I have tried to find a general formula outlining the algorithm of operation that is $x^n$, however, it was much harder than I thought. I ended up with a pretty big monster of an equation that takes into account positive, negative and non-integer exponents. Here it is: $$x,n \in \Bbb R, \quad0^0=1$$ $\equiv$
$$x^{\pm n} = ((\prod_{k=1}^{\lfloor n \rfloor} k^0 \times x + 0^{\pm1\times\lfloor n \rfloor})\times (\sqrt[\frac{1}{\{n\}+0^{\pm1\times\{n\}}}] \frac{x^{1+\lceil\{n\}\rceil}}{x})\times 0^{(\pm1 \times n)\mp (\pm1 \times n)}) + ((1\div(\prod_{k=1}^{\lfloor n \rfloor} k^0 \times x + 0^{\pm1\times\lfloor n \rfloor})) \times (1 \div (\sqrt[\frac{1}{\{n\}+0^{\pm1 \times\{n\}}}] \frac{x^{1+\lceil\{n\}\rceil}}{x} ))\times 0^{n\pm n})$$
Two questions:
Is this formula correct? I have checked it with a calculator, but checking through a program like Mathematica would be safer.

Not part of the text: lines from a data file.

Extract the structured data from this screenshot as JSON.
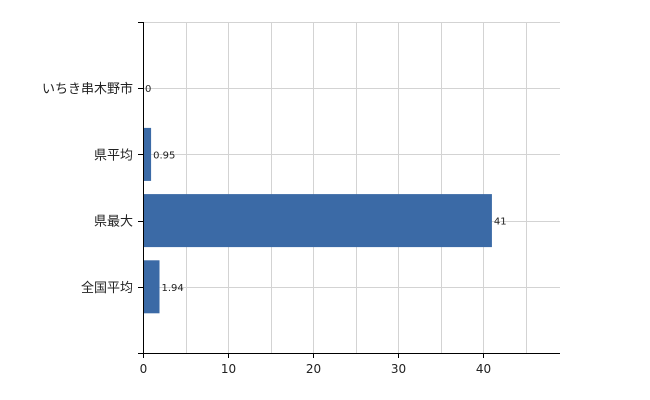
{
  "chart_data": {
    "type": "bar",
    "orientation": "horizontal",
    "categories": [
      "いちき串木野市",
      "県平均",
      "県最大",
      "全国平均"
    ],
    "values": [
      0,
      0.95,
      41,
      1.94
    ],
    "value_labels": [
      "0",
      "0.95",
      "41",
      "1.94"
    ],
    "title": "",
    "xlabel": "",
    "ylabel": "",
    "xlim": [
      0,
      49
    ],
    "x_ticks": [
      "0",
      "10",
      "20",
      "30",
      "40"
    ],
    "grid": true,
    "legend": "none",
    "bar_color": "#3b6aa6",
    "grid_color": "#d3d3d3",
    "axis_color": "#000000"
  }
}
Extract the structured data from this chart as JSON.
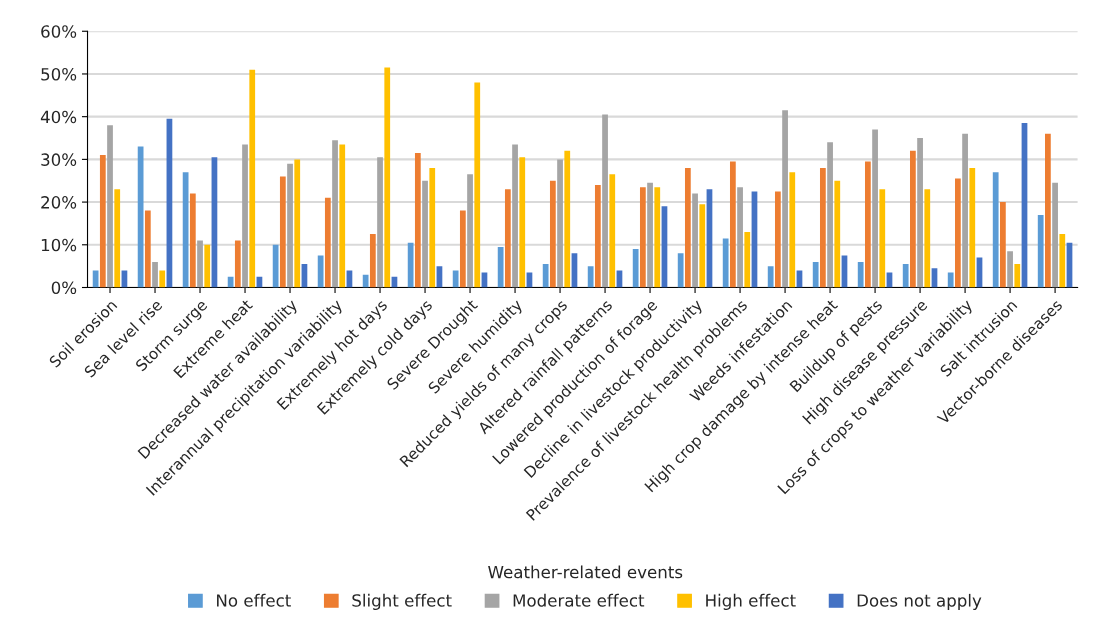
{
  "chart_data": {
    "type": "bar",
    "xlabel": "Weather-related events",
    "categories": [
      "Soil erosion",
      "Sea level rise",
      "Storm surge",
      "Extreme heat",
      "Decreased water availability",
      "Interannual precipitation variability",
      "Extremely hot days",
      "Extremely cold days",
      "Severe Drought",
      "Severe humidity",
      "Reduced yields of many crops",
      "Altered rainfall patterns",
      "Lowered production of forage",
      "Decline in livestock productivity",
      "Prevalence of livestock health problems",
      "Weeds infestation",
      "High crop damage by intense heat",
      "Buildup of pests",
      "High disease pressure",
      "Loss of crops to weather variability",
      "Salt intrusion",
      "Vector-borne diseases"
    ],
    "series": [
      {
        "name": "No effect",
        "color": "#5b9bd5",
        "values": [
          4,
          33,
          27,
          2.5,
          10,
          7.5,
          3,
          10.5,
          4,
          9.5,
          5.5,
          5,
          9,
          8,
          11.5,
          5,
          6,
          6,
          5.5,
          3.5,
          27,
          17
        ]
      },
      {
        "name": "Slight effect",
        "color": "#ed7d31",
        "values": [
          31,
          18,
          22,
          11,
          26,
          21,
          12.5,
          31.5,
          18,
          23,
          25,
          24,
          23.5,
          28,
          29.5,
          22.5,
          28,
          29.5,
          32,
          25.5,
          20,
          36
        ]
      },
      {
        "name": "Moderate effect",
        "color": "#a5a5a5",
        "values": [
          38,
          6,
          11,
          33.5,
          29,
          34.5,
          30.5,
          25,
          26.5,
          33.5,
          30,
          40.5,
          24.5,
          22,
          23.5,
          41.5,
          34,
          37,
          35,
          36,
          8.5,
          24.5
        ]
      },
      {
        "name": "High effect",
        "color": "#ffc000",
        "values": [
          23,
          4,
          10,
          51,
          30,
          33.5,
          51.5,
          28,
          48,
          30.5,
          32,
          26.5,
          23.5,
          19.5,
          13,
          27,
          25,
          23,
          23,
          28,
          5.5,
          12.5
        ]
      },
      {
        "name": "Does not apply",
        "color": "#4472c4",
        "values": [
          4,
          39.5,
          30.5,
          2.5,
          5.5,
          4,
          2.5,
          5,
          3.5,
          3.5,
          8,
          4,
          19,
          23,
          22.5,
          4,
          7.5,
          3.5,
          4.5,
          7,
          38.5,
          10.5
        ]
      }
    ],
    "ylim": [
      0,
      60
    ],
    "yticks": [
      {
        "value": 0,
        "label": "0%"
      },
      {
        "value": 10,
        "label": "10%"
      },
      {
        "value": 20,
        "label": "20%"
      },
      {
        "value": 30,
        "label": "30%"
      },
      {
        "value": 40,
        "label": "40%"
      },
      {
        "value": 50,
        "label": "50%"
      },
      {
        "value": 60,
        "label": "60%"
      }
    ],
    "grid": "y",
    "legend": "bottom"
  }
}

Does there exist another and/or better general formula for a real number raised to the power of a real number (I have yet to integrate imaginary and complex numbers into this formula)? If not, has this one been found before?
PS, some of the parentheses are just there for clarity. If anyone finds these mathematically superfluous parentheses distracting, I'll remove them.
There is a much easier way. $$a^{b} =\begin{cases} \text{undefined} & a=b=0\\ 0 & a=0,b\neq 0\\ 1 & a\neq 0,b=0\\ \exp( b\log a) & a\neq 0,b\neq 0 \end{cases}$$ This works for more general $a,b\in\mathbb{C}$ as well. To compute $\exp$ one can use $$\exp z=\sum_{k=0}^\infty \frac{z^k}{k!}$$ And to compute $\log$ one can use $$\log z=\log |z|+i\operatorname{arg}z$$ Where $\arg$ is the principal argument. Letting $x,y\in\mathbb R$ the definition is $$\arg( x+iy) =\begin{cases} \arctan( y/x) & x >0\\ \arctan( y/x) +\pi & x< 0,y\geq 0\\ \arctan( y/x) -\pi & x< 0,y< 0\\ \pi /2 & x=0,y >0\\ -\pi /2 & x=0,y< 0\\ \text{undefined} & x=y=0 \end{cases}$$ And for $x\in\mathbb R_+$ one can use the integral definition of the logarithm: $$\log x=\int_1^x \frac{1}{t}\mathrm dt$$ This is the standard definition of exponentiation and I think avoids a lot of the confusion present in your approach.